Avec précaution, s’efforçant de rester insensible aux émotions, Nynaeve poussa le collier et les bracelets à travers la table vers lui. « Alors jetez ces choses-là dedans, où nul ne pourra jamais les repêcher. »
Au bout d’un instant, il hocha la tête. « D’accord. » Il les fourra précipitamment dans la poche de sa tunique, répugnant visiblement à toucher quelque chose qui devait avoir un rapport avec le Pouvoir. « Dans la fosse la plus profonde de l’océan que je connais, près de l’Aile Somera. »
Egeanine regardait par terre d’un air sombre, sans doute songeant au départ du marin d’Illian. Nynaeve n’avait pas oublié qu’elle l’avait jugé « un bel homme bien bâti ». Elle-même avait envie de rire. C’était presque fini. Dès que Domon pourrait mettre à la voile, ces abominables bracelets et collier disparaîtraient à jamais. Elles pourraient partir pour Tar Valon. Et ensuite… Ensuite revenir à Tear ou dans n’importe quel endroit où se trouvait al’Lan Mandragoran. Avoir affronté Moghedien, se rendre compte combien elle avait été près d’être tuée ou pire, ne rendait que plus pressante sa volonté de mettre les choses au point avec lui.
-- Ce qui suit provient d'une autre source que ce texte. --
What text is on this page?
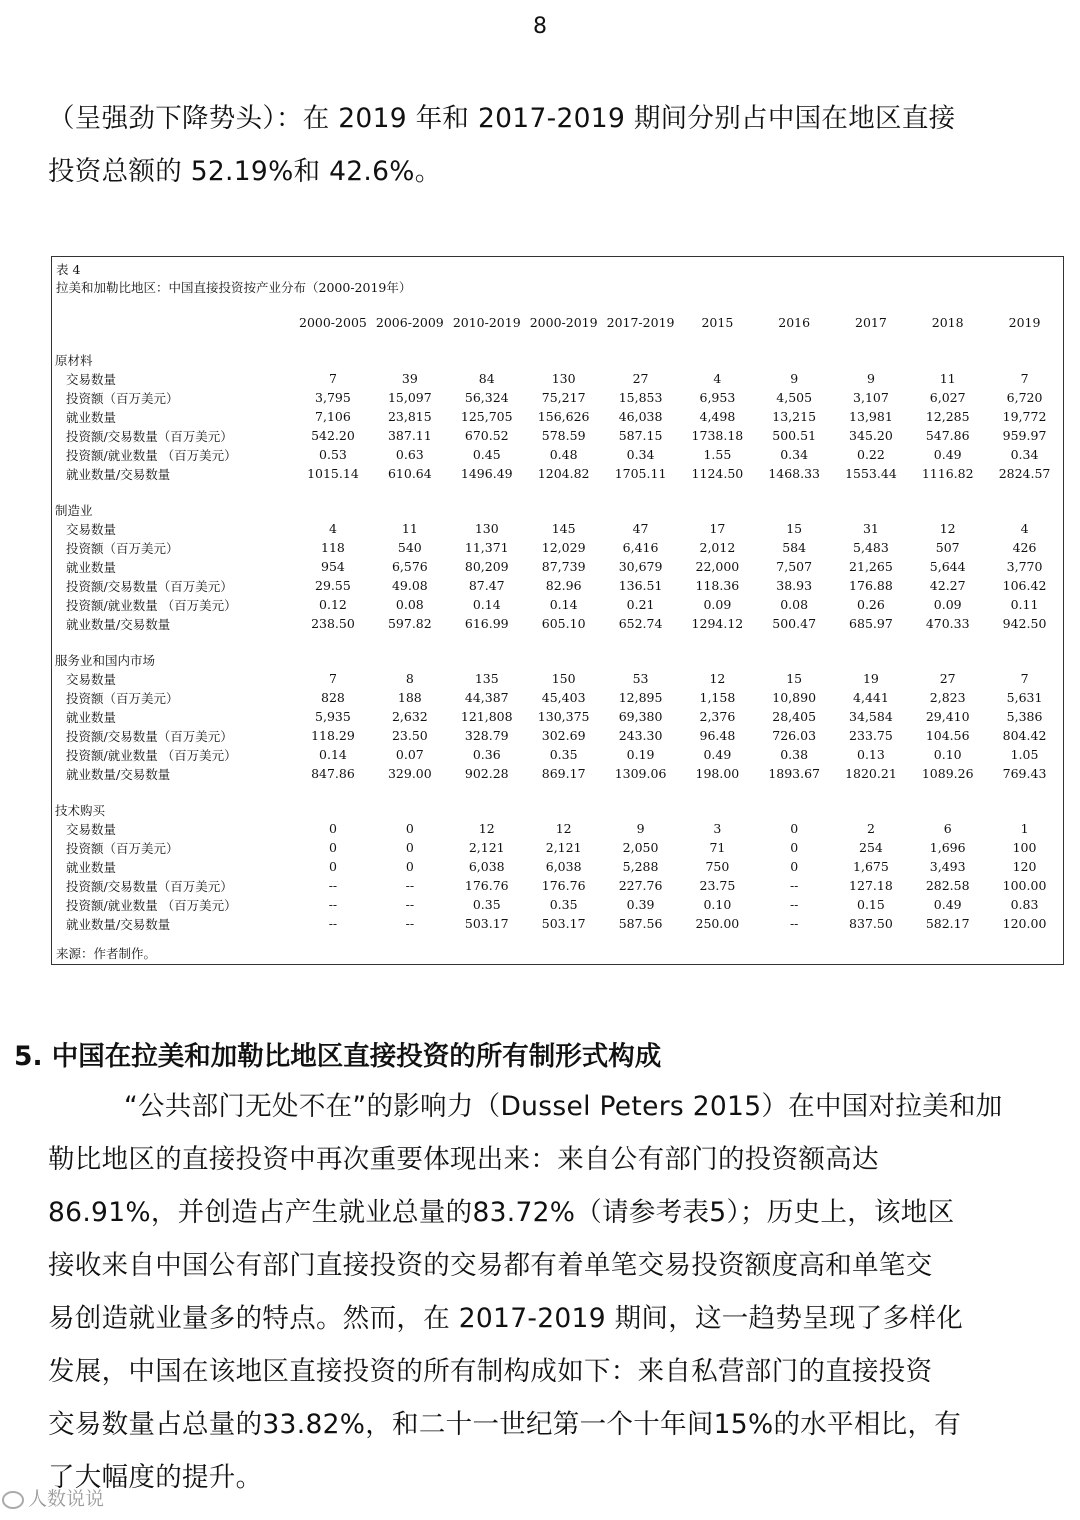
8

（呈强劲下降势头）：在 2019 年和 2017-2019 期间分别占中国在地区直接

投资总额的 52.19%和 42.6%。

表 4
拉美和加勒比地区：中国直接投资按产业分布（2000-2019年）
	2000-2005	2006-2009	2010-2019	2000-2019	2017-2019	2015	2016	2017	2018	2019

原材料										
交易数量	7	39	84	130	27	4	9	9	11	7
投资额（百万美元）	3,795	15,097	56,324	75,217	15,853	6,953	4,505	3,107	6,027	6,720
就业数量	7,106	23,815	125,705	156,626	46,038	4,498	13,215	13,981	12,285	19,772
投资额/交易数量（百万美元）	542.20	387.11	670.52	578.59	587.15	1738.18	500.51	345.20	547.86	959.97
投资额/就业数量 （百万美元）	0.53	0.63	0.45	0.48	0.34	1.55	0.34	0.22	0.49	0.34
就业数量/交易数量	1015.14	610.64	1496.49	1204.82	1705.11	1124.50	1468.33	1553.44	1116.82	2824.57

制造业										
交易数量	4	11	130	145	47	17	15	31	12	4
投资额（百万美元）	118	540	11,371	12,029	6,416	2,012	584	5,483	507	426
就业数量	954	6,576	80,209	87,739	30,679	22,000	7,507	21,265	5,644	3,770
投资额/交易数量（百万美元）	29.55	49.08	87.47	82.96	136.51	118.36	38.93	176.88	42.27	106.42
投资额/就业数量 （百万美元）	0.12	0.08	0.14	0.14	0.21	0.09	0.08	0.26	0.09	0.11
就业数量/交易数量	238.50	597.82	616.99	605.10	652.74	1294.12	500.47	685.97	470.33	942.50

服务业和国内市场										
交易数量	7	8	135	150	53	12	15	19	27	7
投资额（百万美元）	828	188	44,387	45,403	12,895	1,158	10,890	4,441	2,823	5,631
就业数量	5,935	2,632	121,808	130,375	69,380	2,376	28,405	34,584	29,410	5,386
投资额/交易数量（百万美元）	118.29	23.50	328.79	302.69	243.30	96.48	726.03	233.75	104.56	804.42
投资额/就业数量 （百万美元）	0.14	0.07	0.36	0.35	0.19	0.49	0.38	0.13	0.10	1.05
就业数量/交易数量	847.86	329.00	902.28	869.17	1309.06	198.00	1893.67	1820.21	1089.26	769.43

技术购买										
交易数量	0	0	12	12	9	3	0	2	6	1
投资额（百万美元）	0	0	2,121	2,121	2,050	71	0	254	1,696	100
就业数量	0	0	6,038	6,038	5,288	750	0	1,675	3,493	120
投资额/交易数量（百万美元）	--	--	176.76	176.76	227.76	23.75	--	127.18	282.58	100.00
投资额/就业数量 （百万美元）	--	--	0.35	0.35	0.39	0.10	--	0.15	0.49	0.83
就业数量/交易数量	--	--	503.17	503.17	587.56	250.00	--	837.50	582.17	120.00
来源：作者制作。
5. 中国在拉美和加勒比地区直接投资的所有制形式构成

“公共部门无处不在”的影响力（Dussel Peters 2015）在中国对拉美和加

勒比地区的直接投资中再次重要体现出来：来自公有部门的投资额高达

86.91%，并创造占产生就业总量的83.72%（请参考表5）；历史上，该地区

接收来自中国公有部门直接投资的交易都有着单笔交易投资额度高和单笔交

易创造就业量多的特点。然而，在 2017-2019 期间，这一趋势呈现了多样化

发展，中国在该地区直接投资的所有制构成如下：来自私营部门的直接投资

交易数量占总量的33.82%，和二十一世纪第一个十年间15%的水平相比，有

了大幅度的提升。

人数说说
Un homme qu’elle devrait partager avec une femme qu’elle détestait mais, si Egeanine était capable de considérer avec affection un homme qu’elle avait naguère capturé comme prisonnier – et Domon, c’est certain, lui portait de l’intérêt – et si Élayne pouvait aimer un homme voué à devenir fou, alors elle-même était bien capable d’imaginer un moyen de se satisfaire de ce qu’elle obtiendrait de Lan.
« Si nous descendions voir comme “Thera” s accommode d’être une servante ? » proposa-t-elle. Bientôt en route pour Tar Valon. Bientôt.